In the Washington Post, Steven Pearlstein profiles a 25-year-old day-trader named Dylan Collins. Frankly, it’s a scary existence. I’m happy to say that I have neither the interest or skills to be a day-trader.

Dylan started at AMR in August 2010. He didn’t have a positive trading month until January. He didn’t “make his bank” and get his first paycheck until May. In June, he lost it all.

“There was this Canadian company, Sino-Forest, that we were all buying,” Dylan says. “It looked like the perfect contramove. Then, all of a sudden, trading was halted because of a federal investigation, and it turned out the whole thing was a Ponzi scheme. The whole office lost somewhere between 1 and 2 million dollars. For me it was devastating. . . basically I had to start back at square one.”

Within a few weeks, however, markets were roiled by the first big troubles in the euro zone. Markets became, Dylan recalls, “insanely volatile” — exactly the conditions in which the office at West Palm thrives. By the end of July, Dylan had made back his “bank.” In August, a year into the job, his trading profits were $70,000, two-thirds of which went to him.
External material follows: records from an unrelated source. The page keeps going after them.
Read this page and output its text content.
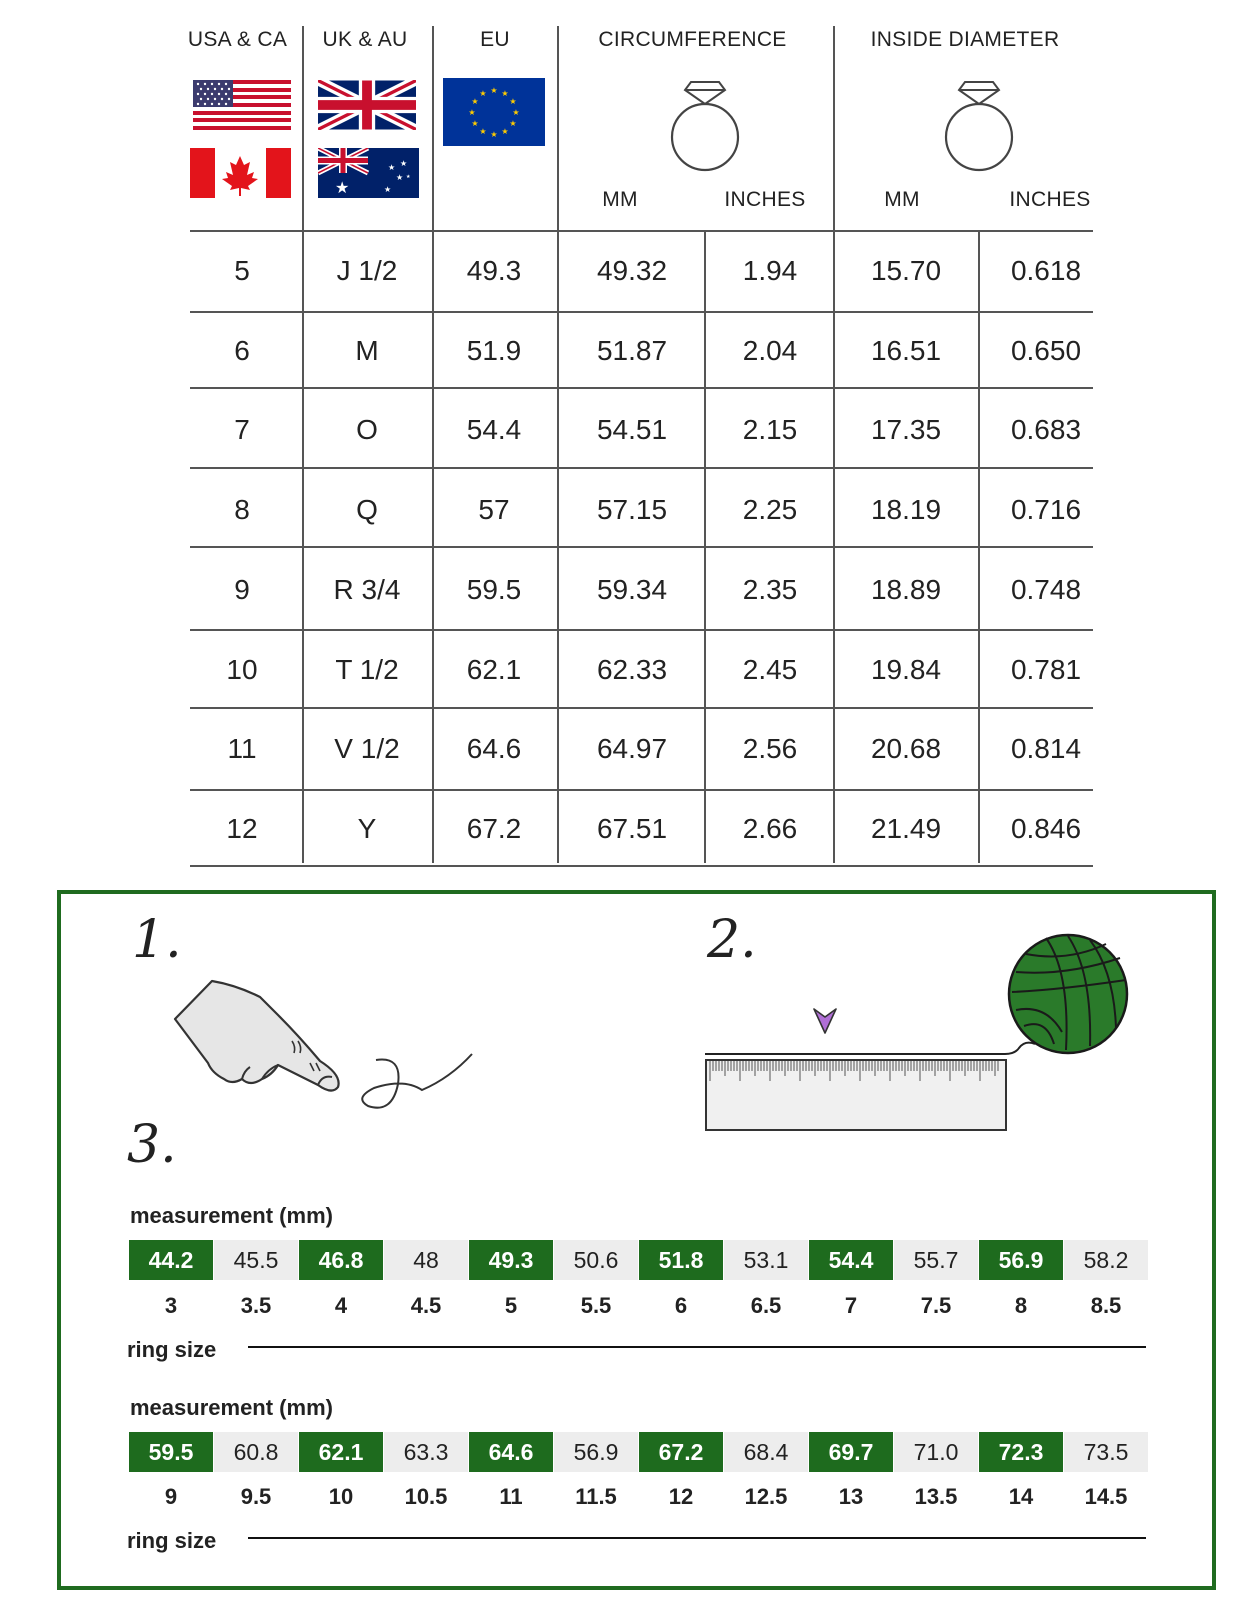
USA & CA	UK & AU	EU	CIRCUMFERENCE	INSIDE DIAMETER
★
★ ★
★
★
★
★ ★
★
★
★
★
★
★
★
★
★
★
MM	INCHES	MM	INCHES
5	J 1/2	49.3	49.32	1.94	15.70	0.618
6	M	51.9	51.87	2.04	16.51	0.650
7	O	54.4	54.51	2.15	17.35	0.683
8	Q	57	57.15	2.25	18.19	0.716
9	R 3/4	59.5	59.34	2.35	18.89	0.748
10	T 1/2	62.1	62.33	2.45	19.84	0.781
11	V 1/2	64.6	64.97	2.56	20.68	0.814
12	Y	67.2	67.51	2.66	21.49	0.846
1.	2.
3.
measurement (mm)
44.2	45.5	46.8	48	49.3	50.6	51.8	53.1	54.4	55.7	56.9	58.2
3	3.5	4	4.5	5	5.5	6	6.5	7	7.5	8	8.5
ring size
measurement (mm)
59.5	60.8	62.1	63.3	64.6	56.9	67.2	68.4	69.7	71.0	72.3	73.5
9	9.5	10	10.5	11	11.5	12	12.5	13	13.5	14	14.5
ring size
It was up and down after that, and more up than down, with swings of as much as $30,000 a month. His $25,000 “bank” grew to $100,000 as he put more and more of his earnings back into the pot. Then, one day last August, Knight Capital, a small investment bank, suffered a glitch in its automated trading that caused trading in dozens of stocks to go haywire. This was just the sort of unexplained, irrational price deviations that are manna from heaven for Dylan and his colleagues. They dove in with all they had. On that day alone, Dylan’s trading profits exceeded $140,000.

A lot of people have moral problems with what Dylan and AMR do. Not me. The market has pricings and they fix them. Assuming you can consistently exploits the market’s mistakes for money–it’s a young man’s game.
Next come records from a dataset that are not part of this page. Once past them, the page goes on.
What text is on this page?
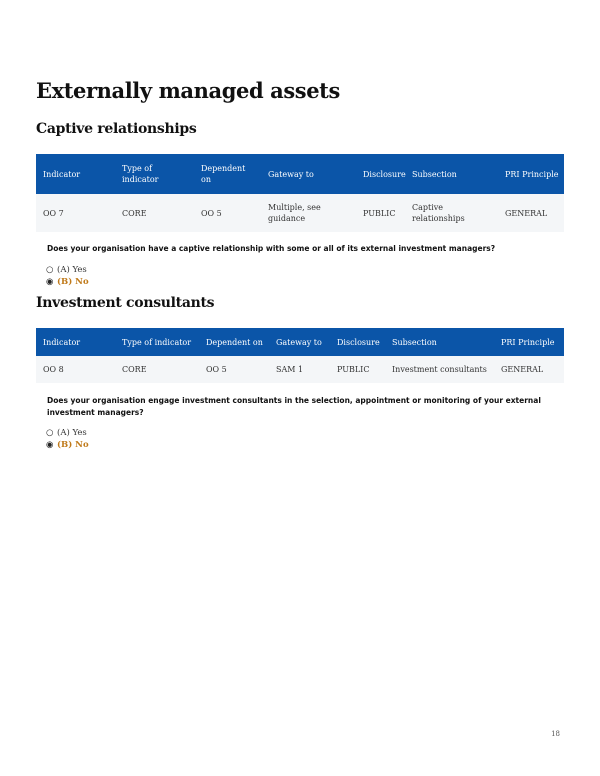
Externally managed assets
Captive relationships
Indicator	Type of indicator	Dependent on	Gateway to	Disclosure	Subsection	PRI Principle
OO 7	CORE	OO 5	Multiple, see guidance	PUBLIC	Captive relationships	GENERAL

Does your organisation have a captive relationship with some or all of its external investment managers?

○ (A) Yes
◉ (B) No
Investment consultants
Indicator	Type of indicator	Dependent on	Gateway to	Disclosure	Subsection	PRI Principle
OO 8	CORE	OO 5	SAM 1	PUBLIC	Investment consultants	GENERAL

Does your organisation engage investment consultants in the selection, appointment or monitoring of your external investment managers?

○ (A) Yes
◉ (B) No
18
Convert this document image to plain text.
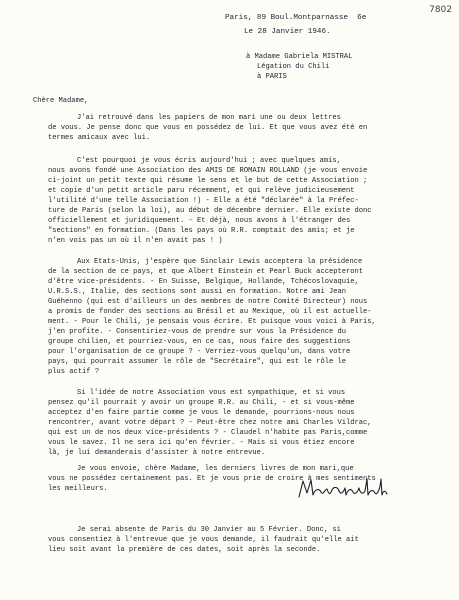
7802
Paris, 89 Boul.Montparnasse  6e
Le 28 Janvier 1946.
à Madame Gabriela MISTRAL
Légation du Chili
à PARIS
Chère Madame,
J'ai retrouvé dans les papiers de mon mari une ou deux lettres
de vous. Je pense donc que vous en possédez de lui. Et que vous avez été en
termes amicaux avec lui.
C'est pourquoi je vous écris aujourd'hui ; avec quelques amis,
nous avons fondé une Association des AMIS DE ROMAIN ROLLAND (je vous envoie
ci-joint un petit texte qui résume le sens et le but de cette Association ;
et copie d'un petit article paru récemment, et qui relève judicieusement
l'utilité d'une telle Association !) - Elle a été "déclarée" à la Préfec-
ture de Paris (selon la loi), au début de décembre dernier. Elle existe donc
officiellement et juridiquement. - Et déjà, nous avons à l'étranger des
"sections" en formation. (Dans les pays où R.R. comptait des amis; et je
n'en vois pas un où il n'en avait pas ! )
Aux Etats-Unis, j'espère que Sinclair Lewis acceptera la présidence
de la section de ce pays, et que Albert Einstein et Pearl Buck accepteront
d'être vice-présidents. - En Suisse, Belgique, Hollande, Tchécoslovaquie,
U.R.S.S., Italie, des sections sont aussi en formation. Notre ami Jean
Guéhenno (qui est d'ailleurs un des membres de notre Comité Directeur) nous
a promis de fonder des sections au Brésil et au Mexique, où il est actuelle-
ment. - Pour le Chili, je pensais vous écrire. Et puisque vous voici à Paris,
j'en profite. - Consentiriez-vous de prendre sur vous la Présidence du
groupe chilien, et pourriez-vous, en ce cas, nous faire des suggestions
pour l'organisation de ce groupe ? - Verriez-vous quelqu'un, dans votre
pays, qui pourrait assumer le rôle de "Secrétaire", qui est le rôle le
plus actif ?
Si l'idée de notre Association vous est sympathique, et si vous
pensez qu'il pourrait y avoir un groupe R.R. au Chili, - et si vous-même
acceptez d'en faire partie comme je vous le demande, pourrions-nous nous
rencontrer, avant votre départ ? - Peut-être chez notre ami Charles Vildrac,
qui est un de nos deux vice-présidents ? - Claudel n'habite pas Paris,comme
vous le savez. Il ne sera ici qu'en février. - Mais si vous étiez encore
là, je lui demanderais d'assister à notre entrevue.
Je vous envoie, chère Madame, les derniers livres de mon mari,que
vous ne possédez certainement pas. Et je vous prie de croire à mes sentiments
les meilleurs.
Je serai absente de Paris du 30 Janvier au 5 Février. Donc, si
vous consentiez à l'entrevue que je vous demande, il faudrait qu'elle ait
lieu soit avant la première de ces dates, soit après la seconde.
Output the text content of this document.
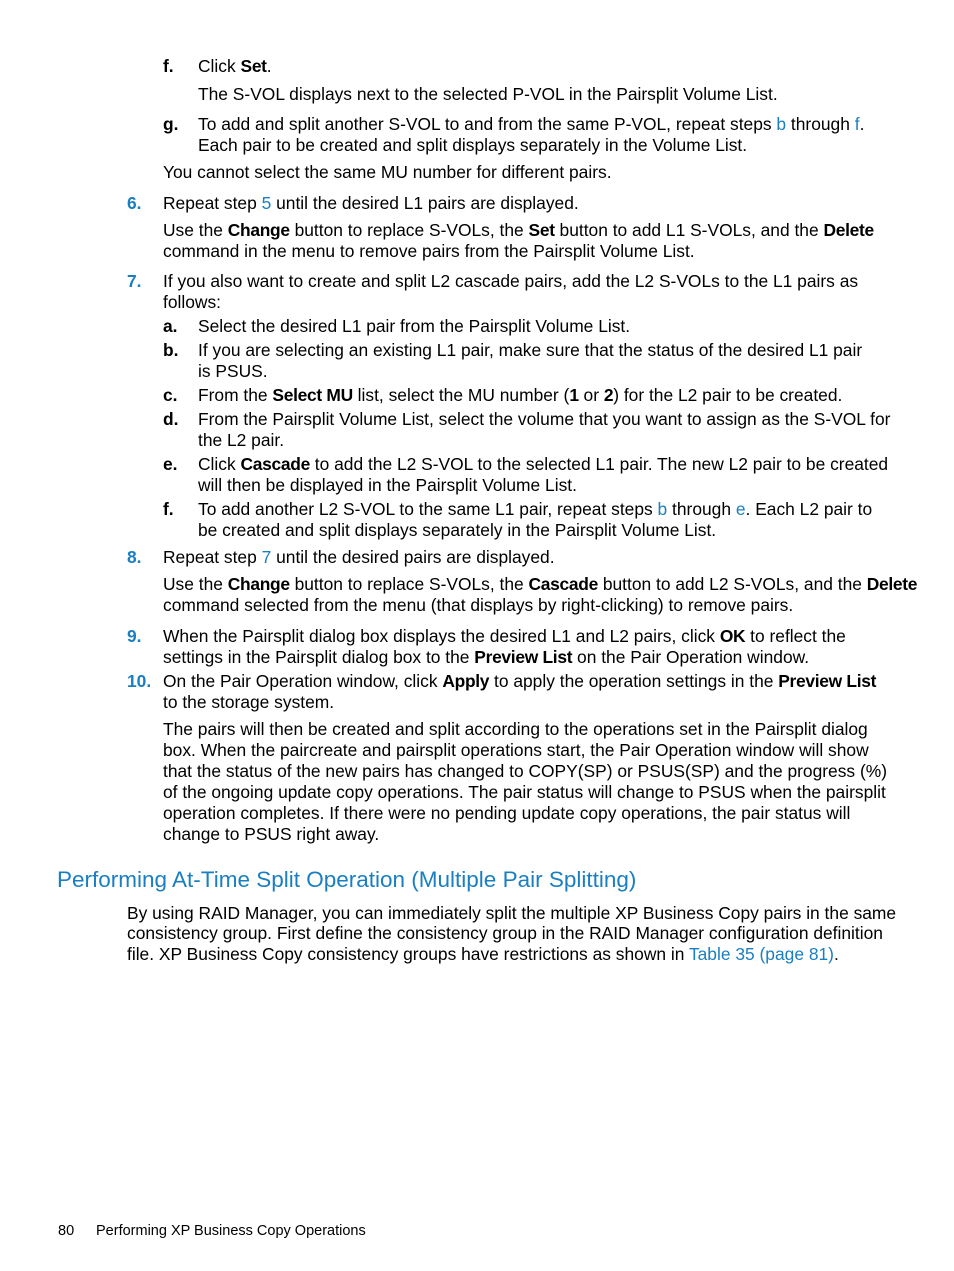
f. Click Set.
The S-VOL displays next to the selected P-VOL in the Pairsplit Volume List.
g. To add and split another S-VOL to and from the same P-VOL, repeat steps b through f.
Each pair to be created and split displays separately in the Volume List.
You cannot select the same MU number for different pairs.
6. Repeat step 5 until the desired L1 pairs are displayed.
Use the Change button to replace S-VOLs, the Set button to add L1 S-VOLs, and the Delete
command in the menu to remove pairs from the Pairsplit Volume List.
7. If you also want to create and split L2 cascade pairs, add the L2 S-VOLs to the L1 pairs as
follows:
a. Select the desired L1 pair from the Pairsplit Volume List.
b. If you are selecting an existing L1 pair, make sure that the status of the desired L1 pair
is PSUS.
c. From the Select MU list, select the MU number (1 or 2) for the L2 pair to be created.
d. From the Pairsplit Volume List, select the volume that you want to assign as the S-VOL for
the L2 pair.
e. Click Cascade to add the L2 S-VOL to the selected L1 pair. The new L2 pair to be created
will then be displayed in the Pairsplit Volume List.
f. To add another L2 S-VOL to the same L1 pair, repeat steps b through e. Each L2 pair to
be created and split displays separately in the Pairsplit Volume List.
8. Repeat step 7 until the desired pairs are displayed.
Use the Change button to replace S-VOLs, the Cascade button to add L2 S-VOLs, and the Delete
command selected from the menu (that displays by right-clicking) to remove pairs.
9. When the Pairsplit dialog box displays the desired L1 and L2 pairs, click OK to reflect the
settings in the Pairsplit dialog box to the Preview List on the Pair Operation window.
10. On the Pair Operation window, click Apply to apply the operation settings in the Preview List
to the storage system.
The pairs will then be created and split according to the operations set in the Pairsplit dialog
box. When the paircreate and pairsplit operations start, the Pair Operation window will show
that the status of the new pairs has changed to COPY(SP) or PSUS(SP) and the progress (%)
of the ongoing update copy operations. The pair status will change to PSUS when the pairsplit
operation completes. If there were no pending update copy operations, the pair status will
change to PSUS right away.
Performing At-Time Split Operation (Multiple Pair Splitting)
By using RAID Manager, you can immediately split the multiple XP Business Copy pairs in the same
consistency group. First define the consistency group in the RAID Manager configuration definition
file. XP Business Copy consistency groups have restrictions as shown in Table 35 (page 81).
80 Performing XP Business Copy Operations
“The reason why there aren’t older guys in the office is because of the stress,” Dylan says. “I can see even now that you can get burned out after doing it for five, 10 years. There are nights you can’t sleep because you’re so exposed, or you lie there thinking about the big jobs number that is coming out tomorrow and you know you’re either going to earn $50,000 or lose $50,000, but you don’t know which.”
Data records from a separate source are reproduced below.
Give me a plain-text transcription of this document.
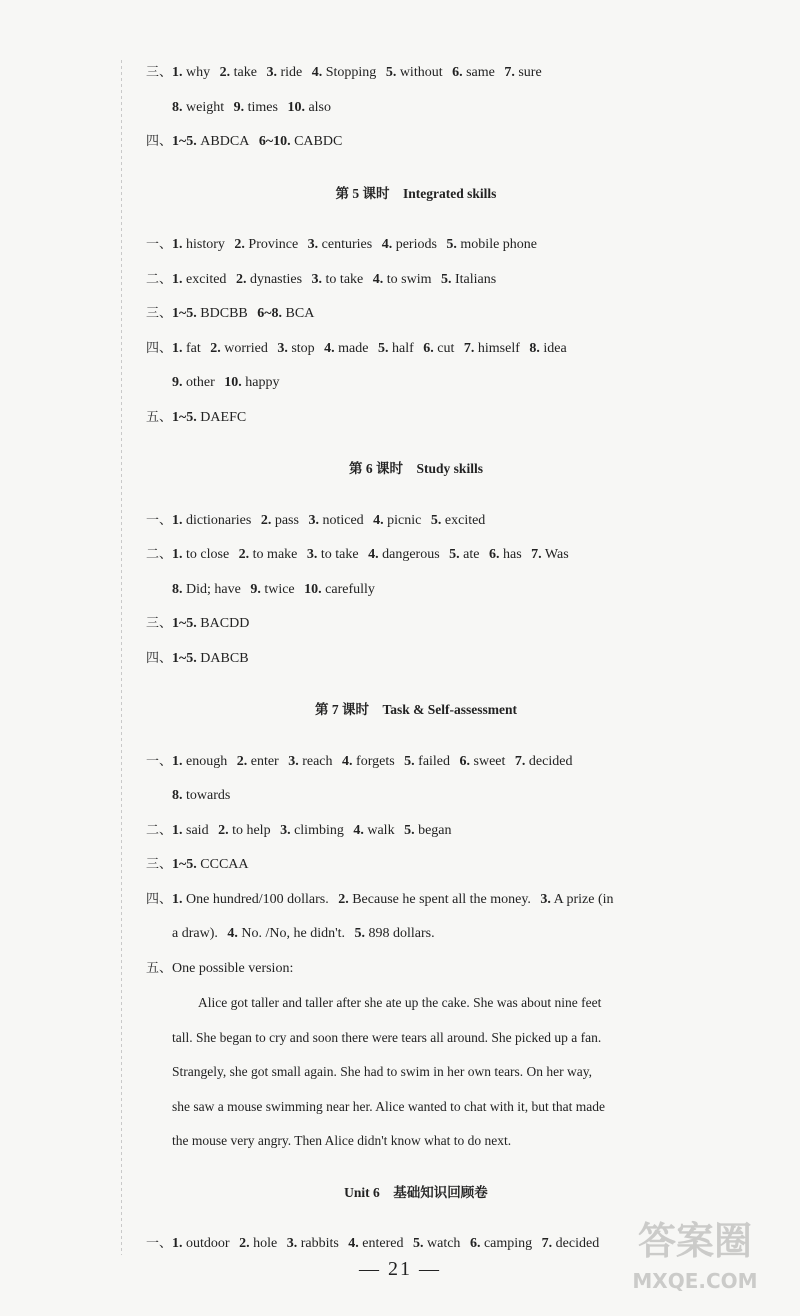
三、1. why 2. take 3. ride 4. Stopping 5. without 6. same 7. sure
8. weight 9. times 10. also
四、1~5. ABDCA 6~10. CABDC
第 5 课时　Integrated skills
一、1. history 2. Province 3. centuries 4. periods 5. mobile phone
二、1. excited 2. dynasties 3. to take 4. to swim 5. Italians
三、1~5. BDCBB 6~8. BCA
四、1. fat 2. worried 3. stop 4. made 5. half 6. cut 7. himself 8. idea
9. other 10. happy
五、1~5. DAEFC
第 6 课时　Study skills
一、1. dictionaries 2. pass 3. noticed 4. picnic 5. excited
二、1. to close 2. to make 3. to take 4. dangerous 5. ate 6. has 7. Was
8. Did; have 9. twice 10. carefully
三、1~5. BACDD
四、1~5. DABCB
第 7 课时　Task & Self-assessment
一、1. enough 2. enter 3. reach 4. forgets 5. failed 6. sweet 7. decided
8. towards
二、1. said 2. to help 3. climbing 4. walk 5. began
三、1~5. CCCAA
四、1. One hundred/100 dollars. 2. Because he spent all the money. 3. A prize (in
a draw). 4. No. /No, he didn't. 5. 898 dollars.
五、One possible version:

Alice got taller and taller after she ate up the cake. She was about nine feet

tall. She began to cry and soon there were tears all around. She picked up a fan.

Strangely, she got small again. She had to swim in her own tears. On her way,

she saw a mouse swimming near her. Alice wanted to chat with it, but that made

the mouse very angry. Then Alice didn't know what to do next.

Unit 6　基础知识回顾卷
一、1. outdoor 2. hole 3. rabbits 4. entered 5. watch 6. camping 7. decided
— 21 —
答案圈
MXQE.COM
Under stress, a trader is apt to become too cautious or too comfortable with one trading strategy — and before long he’s caught in one of those self-reinforcing downward spirals of declining income, declining confidence and declining risk tolerance.
Perhaps with that in mind, a couple of the more successful West Palm alumni cashed in their chips, moved back to where they came from and made the transition from day trading to longer-term investors.